A number of staff were said to have been present when the alleged incident took place. Fiona was alleged to have instructed the resident, taunted them when they did not do as told and this was before she was said to have issued a verbal threat about what would happen to the resident if they did not do as told.
The case against Fiona was based on three anonymous witness statements and only one appeared to support the allegation. That one witness was not present and her statement was based on what she said she was told by a colleague.
Fiona had been made aware that two other members of staff had been interviewed, but those witness statements had not been provided.
Our representative felt this was a breach of the ACAS Code of Practice. The Code provides statutory guidance that employers are encouraged to follow.
Prior to the hearing our representative requested all of the statements from the company. It refused to provide them and claimed they were not relevant.
Our representative then submitted a formal grievance to the company on behalf of Fiona. The grievance was based on the fact the company was deliberately withholding evidence that may support Fiona’s case.
After receiving the grievance there was an exchange of correspondence between the company and our representative. The company eventually provided the two additional witness statements, which resolved the grievance.

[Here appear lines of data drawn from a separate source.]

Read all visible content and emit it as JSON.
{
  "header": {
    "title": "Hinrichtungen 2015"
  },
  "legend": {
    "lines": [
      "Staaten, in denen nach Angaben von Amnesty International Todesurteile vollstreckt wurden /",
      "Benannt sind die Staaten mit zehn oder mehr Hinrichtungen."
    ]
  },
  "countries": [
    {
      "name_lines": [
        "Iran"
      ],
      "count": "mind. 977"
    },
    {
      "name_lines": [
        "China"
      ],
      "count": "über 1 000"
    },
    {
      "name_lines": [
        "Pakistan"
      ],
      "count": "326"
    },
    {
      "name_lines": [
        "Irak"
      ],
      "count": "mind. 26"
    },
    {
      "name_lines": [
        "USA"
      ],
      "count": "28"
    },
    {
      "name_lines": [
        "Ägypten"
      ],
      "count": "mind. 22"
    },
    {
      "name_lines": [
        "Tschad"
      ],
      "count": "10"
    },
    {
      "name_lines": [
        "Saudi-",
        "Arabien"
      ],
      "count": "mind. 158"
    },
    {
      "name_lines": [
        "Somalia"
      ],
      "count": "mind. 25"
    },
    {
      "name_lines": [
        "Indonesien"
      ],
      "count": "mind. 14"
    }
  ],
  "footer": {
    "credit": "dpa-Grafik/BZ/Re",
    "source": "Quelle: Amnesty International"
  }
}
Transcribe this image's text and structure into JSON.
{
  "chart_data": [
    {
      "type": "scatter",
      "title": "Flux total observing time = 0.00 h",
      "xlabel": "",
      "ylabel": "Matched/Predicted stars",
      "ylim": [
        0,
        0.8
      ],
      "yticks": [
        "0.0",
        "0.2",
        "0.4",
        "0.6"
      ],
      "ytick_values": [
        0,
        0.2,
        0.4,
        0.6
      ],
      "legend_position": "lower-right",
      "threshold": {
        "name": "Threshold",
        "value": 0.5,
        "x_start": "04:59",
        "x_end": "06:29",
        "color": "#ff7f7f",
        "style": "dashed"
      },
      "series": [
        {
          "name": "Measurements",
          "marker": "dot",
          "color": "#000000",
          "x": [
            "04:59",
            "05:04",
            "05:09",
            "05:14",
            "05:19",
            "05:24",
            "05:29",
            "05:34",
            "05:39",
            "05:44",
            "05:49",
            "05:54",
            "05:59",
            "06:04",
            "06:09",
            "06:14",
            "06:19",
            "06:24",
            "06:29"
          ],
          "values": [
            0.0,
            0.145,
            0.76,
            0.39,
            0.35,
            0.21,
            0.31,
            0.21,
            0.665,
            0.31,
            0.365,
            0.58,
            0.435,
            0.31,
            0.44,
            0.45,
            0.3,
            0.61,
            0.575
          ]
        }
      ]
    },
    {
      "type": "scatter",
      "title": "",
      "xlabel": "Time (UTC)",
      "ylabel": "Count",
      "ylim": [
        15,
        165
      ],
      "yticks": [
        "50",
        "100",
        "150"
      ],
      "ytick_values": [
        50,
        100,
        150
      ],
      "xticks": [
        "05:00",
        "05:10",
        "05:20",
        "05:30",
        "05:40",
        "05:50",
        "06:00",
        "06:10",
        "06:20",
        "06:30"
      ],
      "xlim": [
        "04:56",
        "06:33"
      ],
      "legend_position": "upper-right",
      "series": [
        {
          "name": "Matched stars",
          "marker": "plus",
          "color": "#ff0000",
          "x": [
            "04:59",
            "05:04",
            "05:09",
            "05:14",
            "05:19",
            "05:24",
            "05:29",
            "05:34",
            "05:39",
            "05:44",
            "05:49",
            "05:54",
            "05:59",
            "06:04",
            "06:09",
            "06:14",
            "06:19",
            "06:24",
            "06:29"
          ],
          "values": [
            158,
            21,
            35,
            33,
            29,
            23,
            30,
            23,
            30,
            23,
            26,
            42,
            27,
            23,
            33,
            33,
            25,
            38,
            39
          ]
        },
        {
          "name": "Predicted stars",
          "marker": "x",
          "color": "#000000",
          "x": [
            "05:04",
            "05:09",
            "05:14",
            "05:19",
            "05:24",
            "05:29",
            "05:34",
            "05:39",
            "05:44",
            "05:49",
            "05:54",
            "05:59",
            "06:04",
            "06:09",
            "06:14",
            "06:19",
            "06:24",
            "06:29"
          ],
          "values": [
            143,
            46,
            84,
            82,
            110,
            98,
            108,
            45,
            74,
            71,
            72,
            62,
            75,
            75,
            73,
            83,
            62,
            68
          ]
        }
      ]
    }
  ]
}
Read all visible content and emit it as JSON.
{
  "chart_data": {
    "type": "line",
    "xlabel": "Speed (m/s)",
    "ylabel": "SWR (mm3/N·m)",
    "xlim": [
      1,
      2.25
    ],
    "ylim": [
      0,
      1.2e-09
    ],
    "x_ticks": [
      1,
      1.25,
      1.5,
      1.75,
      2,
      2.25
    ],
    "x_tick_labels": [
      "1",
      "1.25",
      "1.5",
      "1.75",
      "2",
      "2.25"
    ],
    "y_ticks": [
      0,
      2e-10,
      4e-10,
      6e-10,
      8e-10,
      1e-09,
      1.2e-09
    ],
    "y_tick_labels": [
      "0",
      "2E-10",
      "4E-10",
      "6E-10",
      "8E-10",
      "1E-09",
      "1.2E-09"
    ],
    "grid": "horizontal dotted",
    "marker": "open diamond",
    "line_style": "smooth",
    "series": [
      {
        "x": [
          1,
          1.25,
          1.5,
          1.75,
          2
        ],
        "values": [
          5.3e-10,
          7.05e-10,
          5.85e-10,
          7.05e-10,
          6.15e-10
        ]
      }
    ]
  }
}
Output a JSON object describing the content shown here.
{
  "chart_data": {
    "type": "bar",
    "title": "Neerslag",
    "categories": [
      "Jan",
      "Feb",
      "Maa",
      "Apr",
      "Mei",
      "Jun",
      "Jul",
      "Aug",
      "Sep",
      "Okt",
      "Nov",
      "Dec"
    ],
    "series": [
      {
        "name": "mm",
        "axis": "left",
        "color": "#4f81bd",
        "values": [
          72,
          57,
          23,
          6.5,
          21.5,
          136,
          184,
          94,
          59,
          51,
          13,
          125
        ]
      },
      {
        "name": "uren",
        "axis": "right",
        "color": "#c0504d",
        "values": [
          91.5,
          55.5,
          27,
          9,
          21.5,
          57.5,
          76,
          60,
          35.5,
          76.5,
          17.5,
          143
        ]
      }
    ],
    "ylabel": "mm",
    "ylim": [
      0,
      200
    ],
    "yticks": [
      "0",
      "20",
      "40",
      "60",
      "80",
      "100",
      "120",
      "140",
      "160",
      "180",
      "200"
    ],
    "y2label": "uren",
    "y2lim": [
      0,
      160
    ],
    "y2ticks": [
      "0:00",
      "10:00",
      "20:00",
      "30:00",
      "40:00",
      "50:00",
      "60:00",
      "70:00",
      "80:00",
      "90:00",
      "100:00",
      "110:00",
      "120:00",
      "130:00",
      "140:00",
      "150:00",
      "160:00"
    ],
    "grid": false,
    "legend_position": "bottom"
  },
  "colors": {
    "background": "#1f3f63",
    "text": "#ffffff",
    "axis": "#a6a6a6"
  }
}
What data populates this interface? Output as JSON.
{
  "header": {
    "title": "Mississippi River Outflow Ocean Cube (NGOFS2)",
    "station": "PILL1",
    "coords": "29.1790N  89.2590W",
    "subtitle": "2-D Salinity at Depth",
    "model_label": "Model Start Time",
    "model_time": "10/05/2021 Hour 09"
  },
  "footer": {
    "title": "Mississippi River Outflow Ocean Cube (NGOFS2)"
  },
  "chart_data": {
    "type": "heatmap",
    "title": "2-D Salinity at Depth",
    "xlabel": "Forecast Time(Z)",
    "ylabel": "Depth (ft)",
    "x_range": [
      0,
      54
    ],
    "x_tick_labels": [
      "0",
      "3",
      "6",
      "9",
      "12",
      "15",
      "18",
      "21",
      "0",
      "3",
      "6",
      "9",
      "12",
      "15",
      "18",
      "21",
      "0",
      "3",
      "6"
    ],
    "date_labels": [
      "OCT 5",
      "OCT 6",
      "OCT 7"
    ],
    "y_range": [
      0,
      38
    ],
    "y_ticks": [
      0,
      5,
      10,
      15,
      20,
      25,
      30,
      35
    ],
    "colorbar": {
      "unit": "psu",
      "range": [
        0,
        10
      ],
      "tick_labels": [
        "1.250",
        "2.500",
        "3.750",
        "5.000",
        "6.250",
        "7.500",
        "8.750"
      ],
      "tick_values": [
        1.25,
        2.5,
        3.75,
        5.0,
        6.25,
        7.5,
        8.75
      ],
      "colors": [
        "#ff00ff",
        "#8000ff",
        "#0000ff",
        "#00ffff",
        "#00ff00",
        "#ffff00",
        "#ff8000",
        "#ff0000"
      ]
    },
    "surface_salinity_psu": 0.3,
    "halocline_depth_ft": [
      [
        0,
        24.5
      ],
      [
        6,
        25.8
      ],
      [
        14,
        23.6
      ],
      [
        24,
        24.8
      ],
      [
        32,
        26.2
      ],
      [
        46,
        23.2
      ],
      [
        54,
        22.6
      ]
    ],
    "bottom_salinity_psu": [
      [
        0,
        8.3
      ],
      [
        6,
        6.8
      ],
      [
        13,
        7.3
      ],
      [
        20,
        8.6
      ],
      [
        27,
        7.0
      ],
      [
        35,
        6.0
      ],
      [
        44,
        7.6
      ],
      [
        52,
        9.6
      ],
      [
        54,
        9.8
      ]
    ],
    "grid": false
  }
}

The statements were from staff members that were not working at the time but were nearby speaking to a colleague. Those statements gave an account of the incident, which described the resident as extremely upset and Fiona doing her best to try and calm them down.
Fiona was, understandably, very angry and upset, about the allegation levelled against her and the way the investigation had been handled.
Our representative discussed Fiona’s desired outcome with her. She was quick to discount any idea of a settlement agreement because she wanted to return to work and look after the residents.
The disciplinary hearing was told the process conducted was unfair. This included the use of anonymous witnesses against guidance in employment law and the ACAS Code; no direct evidence to support for the allegation and the only support for it being based on hearsay; and the fact that at least two witnesses describe Fiona as dealing with a very difficult situation the best she could.
The company insisted it had to take the allegation seriously and maintained it had carried out a fair and thorough investigation. Fiona was quizzed about the incident and asserted that she did nothing wrong.
The disciplinary hearing chair asked for a break as the hearing was drawing to a close. After 10 minutes she returned to inform Fiona that the allegations were being dropped.